Die Absahner stehen bereits fest. Besonders spannend am vom BR übertragenen "Preis-Regen", bei dem die Ausgezeichneten bekanntlich bereits im Vorfeld feststehen, ist daher meistens der Kameraschwenk ins Publikum. Im stets bis auf den letzten Platz gefüllten Münchner Lustspielhaus, eine der führenden Kleinkunstbühnen der Landeshauptstadt, können Kenner der Szene meist viele verdiente Kabarettkollegen erkennen. Entscheidend ist alle Jahre wieder: Bringen die Kurzdabietungen auf der Bühne auch die gestrengen Profis im Saal zum Lachen? Bei der Verleihung "Bayerischer Kabarettpreis 2019" dürfte nichts anbrennen, hat man sich doch auf besonders würdige Preisträger geeinigt.

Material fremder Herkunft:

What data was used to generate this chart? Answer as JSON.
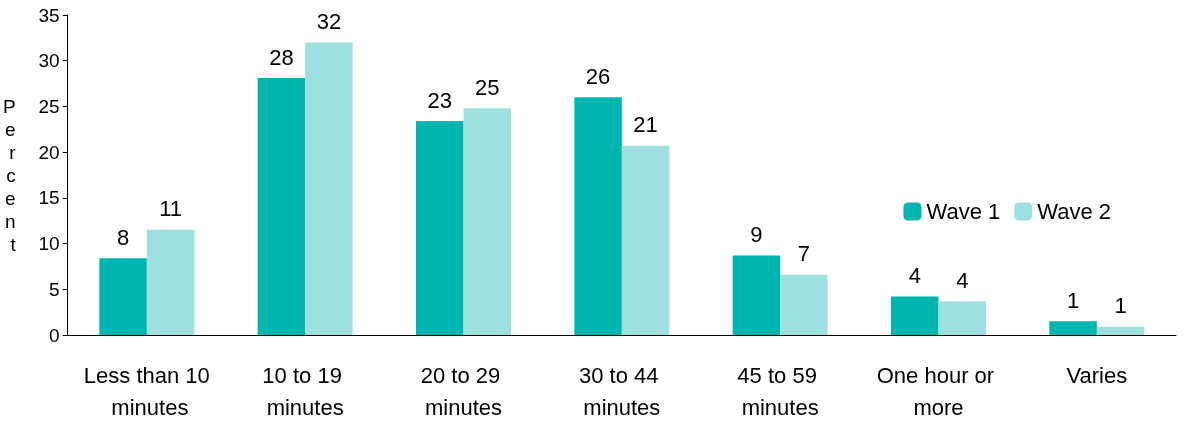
{
  "chart_data": {
    "type": "bar",
    "ylabel": "Percent",
    "categories": [
      "Less than 10 minutes",
      "10 to 19 minutes",
      "20 to 29 minutes",
      "30 to 44 minutes",
      "45 to 59 minutes",
      "One hour or more",
      "Varies"
    ],
    "series": [
      {
        "name": "Wave 1",
        "color": "#00b5b0",
        "values": [
          8.4,
          28.1,
          23.4,
          26,
          8.7,
          4.2,
          1.5
        ],
        "value_labels": [
          "8",
          "28",
          "23",
          "26",
          "9",
          "4",
          "1"
        ]
      },
      {
        "name": "Wave 2",
        "color": "#9ee0e0",
        "values": [
          11.5,
          32,
          24.8,
          20.7,
          6.6,
          3.7,
          0.9
        ],
        "value_labels": [
          "11",
          "32",
          "25",
          "21",
          "7",
          "4",
          "1"
        ]
      }
    ],
    "ylim": [
      0,
      35
    ],
    "yticks": [
      0,
      5,
      10,
      15,
      20,
      25,
      30,
      35
    ],
    "grid": false,
    "legend": "right"
  }
}
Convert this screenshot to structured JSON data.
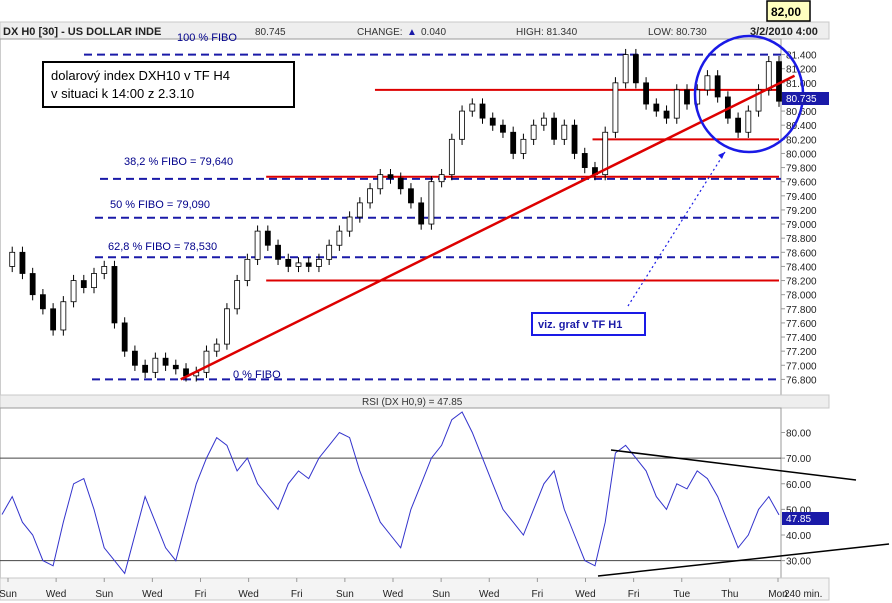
{
  "header": {
    "symbol": "DX H0 [30] - US DOLLAR INDE",
    "last": "80.745",
    "change_label": "CHANGE:",
    "change_value": "0.040",
    "high": "HIGH: 81.340",
    "low": "LOW: 80.730",
    "datetime": "3/2/2010 4:00"
  },
  "callouts": {
    "top_value": "82,00",
    "title_line1": "dolarový index DXH10 v TF H4",
    "title_line2": "v situaci k 14:00 z 2.3.10",
    "link_box": "viz. graf v TF H1"
  },
  "fib_labels": {
    "f100": "100 % FIBO",
    "f382": "38,2 % FIBO  = 79,640",
    "f50": "50 % FIBO  = 79,090",
    "f618": "62,8 % FIBO  = 78,530",
    "f0": "0 % FIBO"
  },
  "price_badge": "80.735",
  "rsi_title": "RSI (DX H0,9) = 47.85",
  "rsi_badge": "47.85",
  "bottom_unit": "240 min.",
  "colors": {
    "price": "#000000",
    "rsi": "#3333cc",
    "fib": "#1a1aa8",
    "resistance": "#dd0000",
    "ellipse": "#1a1ae6"
  },
  "chart_data": [
    {
      "type": "line",
      "panel": "price",
      "series": [
        {
          "values": [
            78.4,
            78.6,
            78.3,
            78.0,
            77.8,
            77.5,
            77.9,
            78.2,
            78.1,
            78.3,
            78.4,
            77.6,
            77.2,
            77.0,
            76.9,
            77.1,
            77.0,
            76.95,
            76.85,
            76.9,
            77.2,
            77.3,
            77.8,
            78.2,
            78.5,
            78.9,
            78.7,
            78.5,
            78.4,
            78.45,
            78.4,
            78.5,
            78.7,
            78.9,
            79.1,
            79.3,
            79.5,
            79.7,
            79.65,
            79.5,
            79.3,
            79.0,
            79.6,
            79.7,
            80.2,
            80.6,
            80.7,
            80.5,
            80.4,
            80.3,
            80.0,
            80.2,
            80.4,
            80.5,
            80.2,
            80.4,
            80.0,
            79.8,
            79.7,
            80.3,
            81.0,
            81.4,
            81.0,
            80.7,
            80.6,
            80.5,
            80.9,
            80.7,
            80.9,
            81.1,
            80.8,
            80.5,
            80.3,
            80.6,
            80.9,
            81.3,
            80.74
          ]
        }
      ],
      "ylim": [
        76.65,
        81.55
      ],
      "yticks": [
        "81.400",
        "81.200",
        "81.000",
        "80.800",
        "80.600",
        "80.400",
        "80.200",
        "80.000",
        "79.800",
        "79.600",
        "79.400",
        "79.200",
        "79.000",
        "78.800",
        "78.600",
        "78.400",
        "78.200",
        "78.000",
        "77.800",
        "77.600",
        "77.400",
        "77.200",
        "77.000",
        "76.800"
      ],
      "fib_levels": [
        81.4,
        79.64,
        79.09,
        78.53,
        76.8
      ],
      "resistance_levels": [
        {
          "y": 80.9,
          "from": 0.48,
          "to": 1.0
        },
        {
          "y": 79.67,
          "from": 0.34,
          "to": 1.0
        },
        {
          "y": 80.2,
          "from": 0.76,
          "to": 1.0
        },
        {
          "y": 78.2,
          "from": 0.34,
          "to": 1.0
        }
      ],
      "trendline": {
        "from": [
          0.23,
          76.8
        ],
        "to": [
          1.02,
          81.1
        ]
      }
    },
    {
      "type": "line",
      "panel": "rsi",
      "series": [
        {
          "values": [
            48,
            55,
            45,
            40,
            30,
            28,
            45,
            60,
            62,
            50,
            35,
            30,
            25,
            40,
            55,
            45,
            35,
            30,
            45,
            60,
            70,
            78,
            75,
            65,
            70,
            60,
            55,
            50,
            60,
            65,
            62,
            70,
            75,
            80,
            78,
            65,
            55,
            45,
            40,
            35,
            50,
            60,
            70,
            75,
            85,
            88,
            80,
            70,
            60,
            50,
            45,
            40,
            50,
            60,
            65,
            50,
            40,
            30,
            28,
            45,
            72,
            75,
            70,
            65,
            55,
            50,
            60,
            58,
            65,
            62,
            55,
            45,
            35,
            40,
            50,
            55,
            47.85
          ]
        }
      ],
      "ylim": [
        24,
        88
      ],
      "yticks": [
        "80.00",
        "70.00",
        "60.00",
        "50.00",
        "40.00",
        "30.00"
      ],
      "reference_lines": [
        70,
        30
      ]
    }
  ],
  "xticks": [
    "Sun",
    "Wed",
    "Sun",
    "Wed",
    "Fri",
    "Wed",
    "Fri",
    "Sun",
    "Wed",
    "Sun",
    "Wed",
    "Fri",
    "Wed",
    "Fri",
    "Tue",
    "Thu",
    "Mon"
  ]
}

Den Ehrenpreis bekommt in diesem Jahr der in Würden gealterte Satiriker Arnulf Rating, der Hauptpreis geht an den deutschen Lieblingsfranzosen Alfons, der mit seinem Puschelmikrofon die spontan-anarchischen Bürgerbefragungen zu seinem Markenzeichen gemacht hat. In der Musikkategorie werden die Herren Ringlstetter & Zinner prämiert. Und der sogenannte "Senkrechtstarter-Preis" geht an Christine Eixenberger. Die Nachwuchshoffnung aus Miesbach ist allerdings immerhin bereits 32 Jahre alt und stand schon mit Wolfgang Krebs vor der Kamera. Launig durch den Abend führt der aus der früheren ZDF-"Anstalt" bekannte Satiriker Urban Priol, leicht zu erkennen an seiner gezielt zerzausten Verrückter-Professor-Frisur. Außerdem halten Georg Schramm, Frank-Markus Barwasser, Sebastian Bezzel und Wolfgang Krebs die Laudatio-Reden.